In his book, Dr. Cohen, the James G. March Professor of Organizational Studies in Education and Business and professor of psychology at Stanford University, provides evidence-based techniques to help forge connections, including what he calls “situation-crafting,” that can combat racism, enhance health and improve work performance.

“Situation-crafting is all about molding situations in a way that helps people feel like they belong, and thus helps them to bring out their collective best,” Cohen told moderator Marlina Duncan, EdD, vice chancellor for diversity and inclusion.

Cohen summarized one of his studies, an intervention he and colleagues did with college freshmen, that shows the benefit of situation-crafting.

In the study, college seniors told a group of freshmen that it’s normal to feel like they don’t belong in college and that it will get better. Cohen and colleagues found the GPA for the students of color who received those messages increased over time.
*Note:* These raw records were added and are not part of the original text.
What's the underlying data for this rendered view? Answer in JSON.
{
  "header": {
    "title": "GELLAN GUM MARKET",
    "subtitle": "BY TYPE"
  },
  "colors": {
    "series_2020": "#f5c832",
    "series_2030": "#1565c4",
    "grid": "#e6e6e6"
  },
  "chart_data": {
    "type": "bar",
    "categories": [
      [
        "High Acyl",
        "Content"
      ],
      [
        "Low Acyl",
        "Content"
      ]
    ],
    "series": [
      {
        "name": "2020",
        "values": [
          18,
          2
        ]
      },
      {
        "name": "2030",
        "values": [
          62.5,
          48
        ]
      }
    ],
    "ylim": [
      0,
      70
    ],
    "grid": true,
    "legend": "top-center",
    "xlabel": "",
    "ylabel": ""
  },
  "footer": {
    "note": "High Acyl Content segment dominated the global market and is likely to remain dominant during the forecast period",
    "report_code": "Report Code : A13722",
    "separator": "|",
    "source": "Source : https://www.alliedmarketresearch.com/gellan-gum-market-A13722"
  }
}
By the time they left college, they had closed the achievement gap by about half. Cohen said this is just one example of why messages need to be tailored, targeted and timely.

“At the time that we had conducted this research, a lot of people thought, ‘Oh, the problem with minority underachievement at college is that they feel insecure,’” Cohen said. “We found it’s about that sense of connection and the possibility of being excluded from constructive social relationships, so we tailored that experience to the specific concerns that the people that we want to help have.”

When Dr. Duncan asked Cohen to discuss the notion of stereotype threat, he described a study in which Black college students performed half as well as white students on a test framed as an IQ test that measured ability. When the test was framed as a puzzle, the results for both groups of students were almost the same.

“The stereotype that if I perform poorly, it’s going to confirm this negative stereotype about my race is no longer relevant,” Cohen explained. “The reality of stereotypes, racism and sexism creates a very different psychological experience for people who are trying to get a foothold in institutions and the workplace. When we’re trying to understand the experience of people we want to support, we need to understand that psychological situation.”

Chancellor Michael F. Collins encouraged attendees to consider how they can improve their own interactions, taking Cohen’s advice to pause and listen before responding.

“As we strive to be a more diverse and inclusive community, I think it really goes without saying that our world is deeply troubled by our inability to see beyond what separates us from each other,” Chancellor Collins said.